Don’t be an Atlas, but if you’re afraid you might have started (everyone does to some degree) seek honest appraisal of more experienced colleagues and learn more about their work efforts and contributions. This will help to reduce some of the false inflation you attribute to your own accomplishments and involvement. If you are a leader, I would advise you to begin training yourself to delight in your team’s learning and creativity more than the romanticized version of perfect execution that is the way you would do things.
Kicking off our periodic series of odes to tyrants in business, Tactico-Strategicus boldly steps forth.
With reckless abandon, this tyrant charges the line of other’s thought swiping down his adversaries. He will only allow to survive those ideas that have a ‘long-termishness’ or ‘future-statiness’ to them. He does this in service of the higher cause; strategy.
Tactico-Strategicus is partially right. A focus on immediacy and practicality will forfeit a rich potential of long term strategic opportunities. However, a shallow definition of strategic blinds the tyrant to how these concepts intersect. A well-considered short term move may be necessary for insight into strategy refinement. Likewise, many long and mid-term plans would benefit from a discussion about which are more or less probable.

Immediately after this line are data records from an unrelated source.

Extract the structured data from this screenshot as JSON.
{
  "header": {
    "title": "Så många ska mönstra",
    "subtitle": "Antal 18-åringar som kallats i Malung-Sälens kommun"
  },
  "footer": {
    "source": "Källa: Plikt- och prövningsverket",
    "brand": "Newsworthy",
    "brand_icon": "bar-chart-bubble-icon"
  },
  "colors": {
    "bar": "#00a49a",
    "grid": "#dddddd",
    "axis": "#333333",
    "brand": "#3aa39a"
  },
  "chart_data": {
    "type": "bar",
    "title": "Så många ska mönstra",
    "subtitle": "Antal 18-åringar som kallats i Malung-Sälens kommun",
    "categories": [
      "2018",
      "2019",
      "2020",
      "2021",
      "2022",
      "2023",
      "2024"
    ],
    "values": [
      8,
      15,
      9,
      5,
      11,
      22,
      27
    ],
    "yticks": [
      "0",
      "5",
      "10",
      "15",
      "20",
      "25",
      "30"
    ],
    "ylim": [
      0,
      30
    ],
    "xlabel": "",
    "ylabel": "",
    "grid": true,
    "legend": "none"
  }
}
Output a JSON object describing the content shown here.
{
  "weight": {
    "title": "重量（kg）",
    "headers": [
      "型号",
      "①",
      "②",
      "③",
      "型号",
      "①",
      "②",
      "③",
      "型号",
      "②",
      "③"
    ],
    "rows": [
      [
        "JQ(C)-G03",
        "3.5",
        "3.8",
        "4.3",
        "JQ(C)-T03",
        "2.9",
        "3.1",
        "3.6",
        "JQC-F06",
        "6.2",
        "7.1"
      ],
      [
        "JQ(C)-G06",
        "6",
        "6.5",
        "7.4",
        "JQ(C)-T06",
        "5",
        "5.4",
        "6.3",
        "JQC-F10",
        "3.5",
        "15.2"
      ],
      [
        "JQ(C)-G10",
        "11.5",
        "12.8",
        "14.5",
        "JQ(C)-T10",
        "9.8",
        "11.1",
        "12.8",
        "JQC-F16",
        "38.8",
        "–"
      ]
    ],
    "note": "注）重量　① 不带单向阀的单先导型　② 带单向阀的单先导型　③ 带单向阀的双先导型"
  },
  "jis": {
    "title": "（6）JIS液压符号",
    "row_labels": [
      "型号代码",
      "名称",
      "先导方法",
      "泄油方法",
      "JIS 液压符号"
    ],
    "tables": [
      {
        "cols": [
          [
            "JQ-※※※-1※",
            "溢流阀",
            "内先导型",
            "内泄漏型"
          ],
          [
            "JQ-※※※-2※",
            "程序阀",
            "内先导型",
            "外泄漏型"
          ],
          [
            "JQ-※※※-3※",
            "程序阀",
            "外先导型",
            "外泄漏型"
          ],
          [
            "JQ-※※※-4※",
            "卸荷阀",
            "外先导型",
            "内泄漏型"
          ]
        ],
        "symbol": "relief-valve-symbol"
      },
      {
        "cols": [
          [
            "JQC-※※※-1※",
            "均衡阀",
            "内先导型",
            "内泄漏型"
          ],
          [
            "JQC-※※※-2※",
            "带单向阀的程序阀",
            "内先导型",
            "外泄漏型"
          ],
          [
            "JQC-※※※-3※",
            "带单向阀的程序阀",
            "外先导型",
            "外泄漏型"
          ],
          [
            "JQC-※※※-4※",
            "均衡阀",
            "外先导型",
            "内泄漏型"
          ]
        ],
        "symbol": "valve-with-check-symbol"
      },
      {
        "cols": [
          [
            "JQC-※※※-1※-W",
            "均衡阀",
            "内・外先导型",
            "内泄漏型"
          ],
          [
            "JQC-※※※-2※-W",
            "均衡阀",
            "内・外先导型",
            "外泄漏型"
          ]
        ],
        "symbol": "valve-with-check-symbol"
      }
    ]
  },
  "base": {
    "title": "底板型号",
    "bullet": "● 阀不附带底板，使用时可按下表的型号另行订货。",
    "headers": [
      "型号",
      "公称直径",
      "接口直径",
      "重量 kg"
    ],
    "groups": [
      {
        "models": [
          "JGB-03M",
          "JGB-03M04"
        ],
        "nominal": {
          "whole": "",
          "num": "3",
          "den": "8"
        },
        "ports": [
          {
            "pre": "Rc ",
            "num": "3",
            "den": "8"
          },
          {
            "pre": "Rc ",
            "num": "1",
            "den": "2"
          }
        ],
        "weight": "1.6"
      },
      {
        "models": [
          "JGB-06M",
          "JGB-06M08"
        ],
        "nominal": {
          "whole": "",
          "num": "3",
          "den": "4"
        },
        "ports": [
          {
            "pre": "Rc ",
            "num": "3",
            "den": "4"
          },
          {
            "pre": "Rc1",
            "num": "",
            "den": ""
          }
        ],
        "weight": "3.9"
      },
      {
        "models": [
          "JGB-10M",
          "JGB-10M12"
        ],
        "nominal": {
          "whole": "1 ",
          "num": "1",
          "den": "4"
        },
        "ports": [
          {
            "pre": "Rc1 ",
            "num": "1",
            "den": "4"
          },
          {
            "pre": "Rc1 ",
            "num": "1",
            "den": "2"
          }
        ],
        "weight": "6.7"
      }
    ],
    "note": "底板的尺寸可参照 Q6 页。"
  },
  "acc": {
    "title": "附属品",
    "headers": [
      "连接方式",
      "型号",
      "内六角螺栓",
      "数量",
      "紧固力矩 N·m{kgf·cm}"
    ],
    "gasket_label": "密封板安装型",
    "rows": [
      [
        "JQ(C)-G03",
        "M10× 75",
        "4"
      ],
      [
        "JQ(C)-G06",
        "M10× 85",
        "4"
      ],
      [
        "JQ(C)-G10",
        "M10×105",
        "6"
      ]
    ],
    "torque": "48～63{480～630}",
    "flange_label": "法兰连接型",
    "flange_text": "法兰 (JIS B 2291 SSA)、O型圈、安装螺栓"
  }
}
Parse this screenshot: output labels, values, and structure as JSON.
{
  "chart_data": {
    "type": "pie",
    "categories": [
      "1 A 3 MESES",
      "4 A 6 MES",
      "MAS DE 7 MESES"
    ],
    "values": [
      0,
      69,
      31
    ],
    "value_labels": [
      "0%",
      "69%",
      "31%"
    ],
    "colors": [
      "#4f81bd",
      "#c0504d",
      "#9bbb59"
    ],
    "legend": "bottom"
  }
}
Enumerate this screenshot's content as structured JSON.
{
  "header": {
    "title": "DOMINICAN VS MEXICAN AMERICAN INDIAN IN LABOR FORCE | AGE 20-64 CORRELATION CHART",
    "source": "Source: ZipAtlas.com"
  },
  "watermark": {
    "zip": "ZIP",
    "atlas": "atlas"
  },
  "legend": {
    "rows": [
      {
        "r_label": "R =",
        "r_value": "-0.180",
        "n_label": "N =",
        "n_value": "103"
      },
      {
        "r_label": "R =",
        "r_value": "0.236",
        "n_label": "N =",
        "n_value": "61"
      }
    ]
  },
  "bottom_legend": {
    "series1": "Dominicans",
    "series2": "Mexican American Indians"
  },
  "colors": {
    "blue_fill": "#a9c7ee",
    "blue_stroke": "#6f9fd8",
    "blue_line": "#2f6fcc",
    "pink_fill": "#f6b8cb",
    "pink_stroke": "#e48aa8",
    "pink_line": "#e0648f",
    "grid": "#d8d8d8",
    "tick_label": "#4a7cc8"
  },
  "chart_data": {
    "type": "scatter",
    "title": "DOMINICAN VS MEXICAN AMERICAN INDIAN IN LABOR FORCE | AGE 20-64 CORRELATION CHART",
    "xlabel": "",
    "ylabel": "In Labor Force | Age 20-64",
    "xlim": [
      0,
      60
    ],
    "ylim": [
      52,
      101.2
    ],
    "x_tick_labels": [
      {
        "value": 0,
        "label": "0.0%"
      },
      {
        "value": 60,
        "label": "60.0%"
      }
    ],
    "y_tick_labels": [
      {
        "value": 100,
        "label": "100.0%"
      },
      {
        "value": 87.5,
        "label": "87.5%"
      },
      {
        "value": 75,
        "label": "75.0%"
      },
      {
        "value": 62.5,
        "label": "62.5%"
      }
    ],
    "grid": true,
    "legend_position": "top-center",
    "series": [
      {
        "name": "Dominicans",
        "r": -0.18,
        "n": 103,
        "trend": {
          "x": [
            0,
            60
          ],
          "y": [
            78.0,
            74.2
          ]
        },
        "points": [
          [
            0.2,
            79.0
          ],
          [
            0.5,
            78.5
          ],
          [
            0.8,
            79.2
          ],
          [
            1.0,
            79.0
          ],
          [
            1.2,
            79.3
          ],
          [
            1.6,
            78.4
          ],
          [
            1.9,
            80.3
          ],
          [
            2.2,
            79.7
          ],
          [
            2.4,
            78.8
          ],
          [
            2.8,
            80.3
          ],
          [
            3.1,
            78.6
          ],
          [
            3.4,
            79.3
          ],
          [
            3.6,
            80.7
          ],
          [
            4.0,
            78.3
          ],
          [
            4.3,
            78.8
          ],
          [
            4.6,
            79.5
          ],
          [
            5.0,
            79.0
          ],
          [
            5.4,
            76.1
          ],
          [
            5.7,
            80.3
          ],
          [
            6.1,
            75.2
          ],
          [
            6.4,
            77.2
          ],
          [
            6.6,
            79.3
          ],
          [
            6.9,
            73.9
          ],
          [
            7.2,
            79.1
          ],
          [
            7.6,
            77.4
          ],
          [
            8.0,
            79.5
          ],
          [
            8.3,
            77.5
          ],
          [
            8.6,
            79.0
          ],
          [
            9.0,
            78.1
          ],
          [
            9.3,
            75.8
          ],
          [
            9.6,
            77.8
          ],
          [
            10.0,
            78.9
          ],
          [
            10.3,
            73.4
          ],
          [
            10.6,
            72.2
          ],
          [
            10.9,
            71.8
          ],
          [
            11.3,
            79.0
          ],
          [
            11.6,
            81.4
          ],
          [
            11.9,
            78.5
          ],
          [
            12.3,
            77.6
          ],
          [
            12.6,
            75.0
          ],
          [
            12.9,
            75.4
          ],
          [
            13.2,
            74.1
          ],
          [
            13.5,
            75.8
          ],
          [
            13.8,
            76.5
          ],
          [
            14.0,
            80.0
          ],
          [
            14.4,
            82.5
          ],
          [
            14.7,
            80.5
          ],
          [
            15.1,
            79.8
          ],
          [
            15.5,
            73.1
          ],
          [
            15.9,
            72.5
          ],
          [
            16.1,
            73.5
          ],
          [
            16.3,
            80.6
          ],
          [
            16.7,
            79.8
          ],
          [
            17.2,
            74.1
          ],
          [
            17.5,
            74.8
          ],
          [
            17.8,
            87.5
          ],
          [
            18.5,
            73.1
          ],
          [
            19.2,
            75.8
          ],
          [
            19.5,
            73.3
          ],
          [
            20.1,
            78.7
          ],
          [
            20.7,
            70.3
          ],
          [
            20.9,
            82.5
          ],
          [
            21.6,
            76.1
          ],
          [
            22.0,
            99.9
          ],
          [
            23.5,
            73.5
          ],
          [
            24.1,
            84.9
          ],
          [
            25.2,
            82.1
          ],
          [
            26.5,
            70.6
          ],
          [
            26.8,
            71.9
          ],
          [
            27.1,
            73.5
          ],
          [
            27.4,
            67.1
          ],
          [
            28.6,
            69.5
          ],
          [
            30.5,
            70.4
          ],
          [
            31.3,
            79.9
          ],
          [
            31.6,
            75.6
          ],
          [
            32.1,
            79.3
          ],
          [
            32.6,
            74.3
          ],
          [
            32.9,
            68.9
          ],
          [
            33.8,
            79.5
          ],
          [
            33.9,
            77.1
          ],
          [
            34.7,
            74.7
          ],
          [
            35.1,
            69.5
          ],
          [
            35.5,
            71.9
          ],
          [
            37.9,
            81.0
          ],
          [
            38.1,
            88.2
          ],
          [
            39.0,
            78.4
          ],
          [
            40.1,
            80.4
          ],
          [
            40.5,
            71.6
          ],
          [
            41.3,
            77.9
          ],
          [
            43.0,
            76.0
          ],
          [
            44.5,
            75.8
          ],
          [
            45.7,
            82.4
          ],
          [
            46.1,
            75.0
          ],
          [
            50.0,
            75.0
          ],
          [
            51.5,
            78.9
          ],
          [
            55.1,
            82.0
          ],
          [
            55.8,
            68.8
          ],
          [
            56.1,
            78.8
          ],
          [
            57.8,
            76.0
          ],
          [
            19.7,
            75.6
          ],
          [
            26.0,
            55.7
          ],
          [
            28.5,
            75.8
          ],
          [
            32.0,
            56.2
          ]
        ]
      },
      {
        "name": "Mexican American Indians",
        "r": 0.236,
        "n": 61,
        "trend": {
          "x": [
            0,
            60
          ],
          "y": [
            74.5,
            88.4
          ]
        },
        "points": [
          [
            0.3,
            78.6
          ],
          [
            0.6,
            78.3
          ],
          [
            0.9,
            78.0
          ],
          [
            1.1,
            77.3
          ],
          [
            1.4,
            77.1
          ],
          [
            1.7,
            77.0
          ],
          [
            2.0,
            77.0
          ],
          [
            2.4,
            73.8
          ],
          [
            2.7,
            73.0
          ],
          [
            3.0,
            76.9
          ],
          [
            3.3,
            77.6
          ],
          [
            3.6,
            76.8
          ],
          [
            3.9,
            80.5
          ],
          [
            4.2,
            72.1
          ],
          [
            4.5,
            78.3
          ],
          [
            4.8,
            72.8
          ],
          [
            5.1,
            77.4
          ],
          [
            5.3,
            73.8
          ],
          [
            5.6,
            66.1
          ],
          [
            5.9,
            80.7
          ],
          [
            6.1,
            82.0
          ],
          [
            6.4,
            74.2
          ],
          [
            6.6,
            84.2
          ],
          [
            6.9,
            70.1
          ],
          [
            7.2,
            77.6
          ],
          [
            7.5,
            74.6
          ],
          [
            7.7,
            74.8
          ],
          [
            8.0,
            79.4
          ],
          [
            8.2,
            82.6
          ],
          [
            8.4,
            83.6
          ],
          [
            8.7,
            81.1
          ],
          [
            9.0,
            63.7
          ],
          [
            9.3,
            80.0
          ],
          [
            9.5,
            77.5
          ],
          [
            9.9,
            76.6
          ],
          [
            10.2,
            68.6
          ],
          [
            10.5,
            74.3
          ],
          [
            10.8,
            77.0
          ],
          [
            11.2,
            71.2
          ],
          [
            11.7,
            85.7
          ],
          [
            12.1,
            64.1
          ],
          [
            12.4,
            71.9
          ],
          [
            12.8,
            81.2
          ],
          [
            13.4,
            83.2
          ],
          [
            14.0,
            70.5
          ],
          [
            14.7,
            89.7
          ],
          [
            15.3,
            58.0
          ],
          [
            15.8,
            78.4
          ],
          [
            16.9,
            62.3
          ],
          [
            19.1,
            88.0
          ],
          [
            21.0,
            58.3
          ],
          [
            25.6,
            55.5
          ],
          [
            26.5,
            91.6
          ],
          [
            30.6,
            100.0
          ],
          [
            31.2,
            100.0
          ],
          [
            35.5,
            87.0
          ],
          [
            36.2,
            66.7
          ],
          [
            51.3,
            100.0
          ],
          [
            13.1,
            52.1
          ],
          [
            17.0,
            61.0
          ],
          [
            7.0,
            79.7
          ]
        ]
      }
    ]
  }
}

What’s worst about Tactico-Strategicus is that he believes his purview will always be strategic, even when he has a tactical project at hand. In the heat of battle he strikes down ideas that accomplish his purpose. Tactico-Strategicus sees himself greater than the tactical nature of his project, even when his mission lies solely within that space.
Unfortunately, Tactico-Strategicus only ends up selecting ideas that feel ‘long-termish’ even if they are more constituted with method than mission. Consider the example, “we need to build a full service platform for this project. Then we can learn whether there is interest in the product.” Simply because an idea is steeped in long-termishness guarantees neither strategic value nor idea quality. Without adequate means of distinguishing broad,deep thought from long-termishness, he ends up with absurdities masquerading as successes.
A note on the tyrants: any resemblance to a single person is coincidental… looking at you Mr. leader over there. We’re also actually not haters of Harrison. He fits the mold here by having had one of the most expansive and lengthy inauguration speeches of all time, but neglected the immediate demands (of the weather) eventually contracting pneumonia and expiring.